Da cláusula impugnada extrai-se o seguinte trecho, destacado pelos recorrentes:
“(…) o participante entende que poderá revelar e que outras partes poderão revelar informações sobre ele de natureza pessoal, particular, vergonhosa e não favorável. Entende que a contribuição ao programa poderá ser explorada de forma pejorativa, vergonhosa e/ou de forma desfavorável (…)”.
Sobre o tema, vale trazer à colação ensinamento do eminente constitucionalista, professor titular da Faculdade de Direito da Universidade de São Paulo, Virgílio Afonso da Silva (“Direitos fundamentais e relações entre particulares”, in Revista DireitoGV, vol. 1, n. 1, maio 2005, pp. 176 – 177):
“(…) aqueles que participam dos chamados reality shows, tão em voga nas emissoras de televisão no Brasil e no mundo, o fazem com base no exercício de sua autonomia da vontade. Esse exercício acarreta, sem dúvida, restrições a direitos fundamentais, especialmente ao de privacidade. A desigualdade material entre, por exemplo, a Rede Globo, uma das maiores empresas de comunicação do mundo, e os participantes de seu reality show é inegável. Isso não significa, contudo, que haja uma necessidade de intervir nessa relação para proteger direitos fundamentais restringidos: a desigualdade material não interfere, necessariamente, na autenticidade das vontades.
“Com isso, quero salientar que o recurso a desigualdades (fática e material), ainda que possa ser usado como elemento da argumentação jurídica nesse âmbito, deve ser encarado com extrema reserva.Parece-me que o decisivo é a sinceridade no exercício da autonomia privada, que não necessariamente terá alguma relação com desigualdades externas a ela”.
Ora, não pode haver dúvida de que os agravantes sabiam, exatamente, no que estavam se inscrevendo ao lançar-se como candidatos do reality show. Além disso, manifestaram sinceramente suas vontades, tanto que não buscam a anulação do negócio jurídico por vício de consentimento, mas sua “rescisão”. E quem se inscreve em um reality show sabe, exatamente, o que lhe espera. A exposição a que seriam submetidos era conhecida, e a ela sinceramente se submeteram. Devem, pois, arcar agora com as consequências de seus atos.

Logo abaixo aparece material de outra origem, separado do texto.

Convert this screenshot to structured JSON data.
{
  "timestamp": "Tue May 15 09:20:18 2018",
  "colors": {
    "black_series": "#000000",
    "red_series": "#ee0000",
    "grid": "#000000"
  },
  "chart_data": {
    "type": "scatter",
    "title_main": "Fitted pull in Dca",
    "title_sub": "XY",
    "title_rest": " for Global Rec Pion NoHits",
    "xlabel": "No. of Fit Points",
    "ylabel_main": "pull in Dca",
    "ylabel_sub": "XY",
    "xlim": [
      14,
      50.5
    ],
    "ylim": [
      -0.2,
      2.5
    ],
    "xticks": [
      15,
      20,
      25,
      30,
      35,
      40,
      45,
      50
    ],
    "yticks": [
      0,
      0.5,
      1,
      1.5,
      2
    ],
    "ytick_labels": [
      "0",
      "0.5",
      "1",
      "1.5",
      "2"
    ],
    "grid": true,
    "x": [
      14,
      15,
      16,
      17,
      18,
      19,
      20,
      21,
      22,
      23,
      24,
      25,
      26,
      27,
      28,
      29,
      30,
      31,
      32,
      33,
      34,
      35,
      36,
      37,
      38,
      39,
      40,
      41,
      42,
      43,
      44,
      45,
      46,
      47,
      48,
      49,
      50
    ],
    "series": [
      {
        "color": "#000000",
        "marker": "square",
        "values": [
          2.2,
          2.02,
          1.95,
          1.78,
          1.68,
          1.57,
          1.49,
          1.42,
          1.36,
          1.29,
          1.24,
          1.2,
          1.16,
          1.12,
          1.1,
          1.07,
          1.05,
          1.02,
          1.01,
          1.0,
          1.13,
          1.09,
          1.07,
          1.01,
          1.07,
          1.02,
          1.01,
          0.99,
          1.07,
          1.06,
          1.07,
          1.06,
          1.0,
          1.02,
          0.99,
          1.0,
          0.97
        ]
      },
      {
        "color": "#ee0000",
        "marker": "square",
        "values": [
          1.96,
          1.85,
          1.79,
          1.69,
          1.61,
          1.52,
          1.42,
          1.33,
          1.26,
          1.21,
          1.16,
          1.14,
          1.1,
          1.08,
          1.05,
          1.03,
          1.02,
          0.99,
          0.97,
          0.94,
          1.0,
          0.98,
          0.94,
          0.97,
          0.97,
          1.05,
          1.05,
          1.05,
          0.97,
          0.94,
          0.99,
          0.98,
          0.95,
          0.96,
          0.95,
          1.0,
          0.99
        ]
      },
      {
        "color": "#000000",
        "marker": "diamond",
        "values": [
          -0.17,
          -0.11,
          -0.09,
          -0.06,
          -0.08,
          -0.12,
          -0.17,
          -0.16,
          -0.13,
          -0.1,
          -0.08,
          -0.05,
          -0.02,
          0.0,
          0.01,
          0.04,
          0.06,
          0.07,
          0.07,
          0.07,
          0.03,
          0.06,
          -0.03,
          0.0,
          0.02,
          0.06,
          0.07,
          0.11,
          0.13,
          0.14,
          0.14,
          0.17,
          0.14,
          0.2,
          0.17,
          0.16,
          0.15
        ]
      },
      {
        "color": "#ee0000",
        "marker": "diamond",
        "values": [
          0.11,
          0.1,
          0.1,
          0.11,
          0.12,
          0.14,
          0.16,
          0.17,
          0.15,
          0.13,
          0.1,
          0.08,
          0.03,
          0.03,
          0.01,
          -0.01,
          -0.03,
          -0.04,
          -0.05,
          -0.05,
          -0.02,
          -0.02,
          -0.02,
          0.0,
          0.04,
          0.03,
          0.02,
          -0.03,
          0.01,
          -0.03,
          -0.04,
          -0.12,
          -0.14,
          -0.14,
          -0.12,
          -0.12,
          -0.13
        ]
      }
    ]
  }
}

Assim sendo, não se vislumbra a presença de elementos que permitam a formação de um juízo de probabilidade em favor dos recorrentes que permitisse a afirmação de ser provável que tenham eles razão em suas demandas.
Diante do exposto, é de se ter por manifestamente improcedente o agravo de instrumento, ao qual se nega seguimento liminarmente, na forma do art. 557 do CPC.
Rio de Janeiro, 11 de abril de 2011.